Positively Scottish Humans of Oz: Jonathan Mills, the international festival knight

Jonathan Mills Photo: Peter Casamento/University of Melbourne

In this series of regular articles, our Melbourne-based correspondent meets the Positively Scottish Humans of Oz

When Jonathan Mills nabbed the top job at the Edinburgh International Festival in 2006, it ruffled more than a few feathers. Not only was Mills largely unknown in European artistic circles and taking over from long-time director Sir Brian McMaster, he was Antipodean to boot. One of the loudest protests at the time came from arts commentator Norman Lebrecht, who labelled Mills a “minnow” lacking the “intellectual symbiosis” for the job, and suggested that “Aussie misfits” should “go home”. Perhaps Lebrecht had not yet discovered that Mills was actually a Scot by blood, his paternal grandfather hailing from Partick. Down Under, however, Jonathan was already a big fish, having successfully steered music festivals in Sydney, Brisbane and Melbourne, and composed a number of operas and a ballet. When he finally stepped down as director of the Edinburgh Festival in 2014 after eight years at the helm, he’d overseen 958 performances by 16,530 artists from 66 different countries. To cap it off, he’d been knighted, having also received an Order of Australia two years prior. Recently, Jonathan (who doesn’t really bother with the Sir stuff), has been back in Australia to oversee Cultural Collisions, a programme of 10 events he curated in collaboration with academics and students from the University of Melbourne. For this music scholar and qualified architect specialising in acoustic design, it’s been a culmination of his twin passions, built around the work and ideas of three artistic visionaries who all have connections to Melbourne and the university—pianist and composer Percy Grainger (also a graduate of the University of Melbourne), and American architects Walter Burley Griffin and Marian Mahony Griffin.
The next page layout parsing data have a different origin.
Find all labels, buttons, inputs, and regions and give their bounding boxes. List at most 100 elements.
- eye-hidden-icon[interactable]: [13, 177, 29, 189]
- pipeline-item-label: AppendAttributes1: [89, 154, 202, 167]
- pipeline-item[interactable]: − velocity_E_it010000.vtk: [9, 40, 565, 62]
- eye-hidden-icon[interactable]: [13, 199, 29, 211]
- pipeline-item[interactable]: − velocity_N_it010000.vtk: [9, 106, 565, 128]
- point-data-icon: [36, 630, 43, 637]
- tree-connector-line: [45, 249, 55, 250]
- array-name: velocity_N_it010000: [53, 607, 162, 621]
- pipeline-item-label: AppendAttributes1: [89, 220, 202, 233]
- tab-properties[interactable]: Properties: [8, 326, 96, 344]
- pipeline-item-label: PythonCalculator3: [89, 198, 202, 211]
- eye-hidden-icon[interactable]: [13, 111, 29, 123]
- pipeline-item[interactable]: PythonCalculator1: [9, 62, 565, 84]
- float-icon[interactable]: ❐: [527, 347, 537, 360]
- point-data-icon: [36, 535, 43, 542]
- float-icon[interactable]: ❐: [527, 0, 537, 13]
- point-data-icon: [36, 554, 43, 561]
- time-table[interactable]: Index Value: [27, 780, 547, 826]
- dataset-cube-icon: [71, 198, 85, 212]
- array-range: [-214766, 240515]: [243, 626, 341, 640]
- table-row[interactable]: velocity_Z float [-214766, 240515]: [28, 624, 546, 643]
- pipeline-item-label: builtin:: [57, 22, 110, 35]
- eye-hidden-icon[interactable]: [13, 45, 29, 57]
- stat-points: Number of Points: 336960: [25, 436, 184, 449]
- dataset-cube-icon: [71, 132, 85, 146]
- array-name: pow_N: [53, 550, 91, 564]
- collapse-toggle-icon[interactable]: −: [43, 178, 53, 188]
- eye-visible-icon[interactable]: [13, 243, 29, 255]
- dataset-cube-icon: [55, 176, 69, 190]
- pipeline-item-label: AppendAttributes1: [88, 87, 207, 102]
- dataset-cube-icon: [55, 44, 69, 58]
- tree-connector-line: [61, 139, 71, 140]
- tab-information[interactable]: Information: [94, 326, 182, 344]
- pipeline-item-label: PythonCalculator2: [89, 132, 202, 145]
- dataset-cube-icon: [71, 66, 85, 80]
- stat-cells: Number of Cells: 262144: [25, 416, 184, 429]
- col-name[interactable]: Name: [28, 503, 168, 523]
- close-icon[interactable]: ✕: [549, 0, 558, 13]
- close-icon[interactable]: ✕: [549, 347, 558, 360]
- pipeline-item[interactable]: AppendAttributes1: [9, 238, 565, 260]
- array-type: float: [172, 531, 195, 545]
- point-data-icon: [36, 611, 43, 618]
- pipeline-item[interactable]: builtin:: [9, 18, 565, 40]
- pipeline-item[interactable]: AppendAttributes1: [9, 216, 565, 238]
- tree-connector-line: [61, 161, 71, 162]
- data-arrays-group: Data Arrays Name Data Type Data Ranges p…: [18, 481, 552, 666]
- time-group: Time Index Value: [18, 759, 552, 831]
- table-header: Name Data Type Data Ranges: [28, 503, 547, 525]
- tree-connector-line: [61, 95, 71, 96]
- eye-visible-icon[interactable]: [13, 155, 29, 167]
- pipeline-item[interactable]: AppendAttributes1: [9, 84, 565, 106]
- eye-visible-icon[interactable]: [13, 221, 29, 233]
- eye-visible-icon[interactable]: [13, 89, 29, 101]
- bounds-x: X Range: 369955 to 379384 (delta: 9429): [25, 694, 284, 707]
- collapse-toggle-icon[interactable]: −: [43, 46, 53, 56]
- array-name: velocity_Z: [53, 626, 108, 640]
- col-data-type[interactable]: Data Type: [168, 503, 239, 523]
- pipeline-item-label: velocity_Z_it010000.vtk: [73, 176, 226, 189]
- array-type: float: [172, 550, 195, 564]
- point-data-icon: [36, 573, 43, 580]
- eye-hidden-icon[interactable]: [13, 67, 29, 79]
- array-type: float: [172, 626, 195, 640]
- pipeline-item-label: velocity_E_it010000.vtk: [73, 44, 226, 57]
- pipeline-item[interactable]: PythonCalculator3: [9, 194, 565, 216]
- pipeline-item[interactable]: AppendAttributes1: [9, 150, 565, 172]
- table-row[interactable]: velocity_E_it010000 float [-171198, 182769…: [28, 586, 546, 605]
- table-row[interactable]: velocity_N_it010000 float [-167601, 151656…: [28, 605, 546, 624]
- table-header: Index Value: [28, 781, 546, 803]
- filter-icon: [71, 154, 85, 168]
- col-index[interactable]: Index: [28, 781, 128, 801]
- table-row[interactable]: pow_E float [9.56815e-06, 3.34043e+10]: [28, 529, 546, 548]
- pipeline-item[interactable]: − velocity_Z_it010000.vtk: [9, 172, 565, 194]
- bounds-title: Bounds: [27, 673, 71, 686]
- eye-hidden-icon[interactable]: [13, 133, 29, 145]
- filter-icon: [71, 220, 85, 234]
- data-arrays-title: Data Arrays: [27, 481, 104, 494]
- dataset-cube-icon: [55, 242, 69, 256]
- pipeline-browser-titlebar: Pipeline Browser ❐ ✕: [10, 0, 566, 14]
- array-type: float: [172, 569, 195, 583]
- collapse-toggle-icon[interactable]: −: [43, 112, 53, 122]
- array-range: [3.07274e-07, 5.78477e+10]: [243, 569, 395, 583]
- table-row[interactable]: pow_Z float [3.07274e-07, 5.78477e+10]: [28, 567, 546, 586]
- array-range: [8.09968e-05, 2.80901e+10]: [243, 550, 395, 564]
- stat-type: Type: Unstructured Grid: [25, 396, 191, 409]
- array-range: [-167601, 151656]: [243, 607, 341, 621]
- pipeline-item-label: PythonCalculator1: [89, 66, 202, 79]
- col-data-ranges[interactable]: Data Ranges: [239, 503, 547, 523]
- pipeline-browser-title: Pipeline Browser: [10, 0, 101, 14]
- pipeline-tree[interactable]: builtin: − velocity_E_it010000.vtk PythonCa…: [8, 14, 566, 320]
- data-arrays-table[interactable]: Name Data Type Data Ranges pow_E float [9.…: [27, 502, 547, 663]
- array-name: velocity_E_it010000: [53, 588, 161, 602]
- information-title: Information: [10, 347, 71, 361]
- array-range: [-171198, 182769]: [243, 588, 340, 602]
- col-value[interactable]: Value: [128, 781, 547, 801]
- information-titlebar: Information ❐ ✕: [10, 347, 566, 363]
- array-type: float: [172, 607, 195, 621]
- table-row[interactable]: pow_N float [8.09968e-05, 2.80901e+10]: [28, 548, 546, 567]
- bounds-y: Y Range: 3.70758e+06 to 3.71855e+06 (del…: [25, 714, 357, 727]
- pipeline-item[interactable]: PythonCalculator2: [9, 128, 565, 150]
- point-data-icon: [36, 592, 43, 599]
This programme is about the idea that the University of Melbourne is a kind of treasure trove and what we’re doing is lifting the lid off it, saying ‘here is this remarkable thing that you probably don’t even know exists in your community…let me show you’. And let me explain why it’s important.

These people were working in completely different areas, but they were, in their own way, trying to make fundamental changes to the way we understood, perceived, enjoyed and experienced our world—in the case of Percy Grainger through music, and in the case of Walter Burley Griffin and his wife Marian Mahony, through the built environment, architecture, design and urban planning. And I’m wondering whether there was something about this place, not just about them as individuals, but this place collectively that either inspired or influenced them to think they could work and dream the way they did.

There’s 10 components to this programme, from exhibitions to lectures to performances. Most interesting of all is the degree to which our own students at the university are involved. Seven different faculties across the university are collaborating on this, from sculpture students to singing students, from people who are architects or engineers to people who are software engineers or humanities research students who are thinking about the idea of the philosophy of art and architecture.

There is a very great difference between Scottish festivals and Australian festivals, but the main difference is in scale. The festivals I’ve done in Australia are, frankly, tiny in comparison to the Edinburgh Festival.

The other thing is that is because it’s older and longer established, there is a very clear tradition to the festival in Edinburgh and there’s much more emphasis on tradition there. What is interesting though, is the traditional in the UK is counterbalanced by the very opposite. I think it’s a little more middle-of-the road here in Australia.

It’s also much, much, much cheaper in Edinburgh. I don’t think there’s any desire to charge more for things in Australia—I actually think everyone here does a great job at keeping prices down as much as they can—but there are strategic costs that are just unavoidable. I mean, to bring an orchestra to Edinburgh is a charter jet or an hour on an easyJet flight, whereas the same airfare to Australia is probably $3,000 per person and a 30-hour flight.

Plus here, the audiences are essentially domestic, either within Australia or, even more, within the city—whereas half the audience in Edinburgh is international. I’ll put it another way—there’s 500 million people within a two-hour flight of the Edinburgh Festival. There are not 500 million people within a two-hour flight of the Melbourne Festival.

My inspiration still comes from Australia though, because I was born here, I grew up here. And this is the place I return to. I enjoyed the adventure of Edinburgh—I’m still living there, I’m still doing things there. And I’ll continue to. But I’m from a generation where we don’t have to choose. There’s a generation of people who came from Australia to the UK in the early 60s—people like Clive James and Barry Humphries and Germaine Greer—who somehow had to make choices as to where they were going to live because it was too far. But I come back to Australia three times a year.

The first time I went to Scotland was when I was on summer holidays living in London as a child. I was in a school choir and we spent summer being the choir at the smallest cathedral in Europe, called the Cathedral of the Isles on the island of Cumbrae, off the coast near Glasgow.

Though that was my first time in Scotland, I came from there. It was very familiar somehow and I couldn’t explain how or why.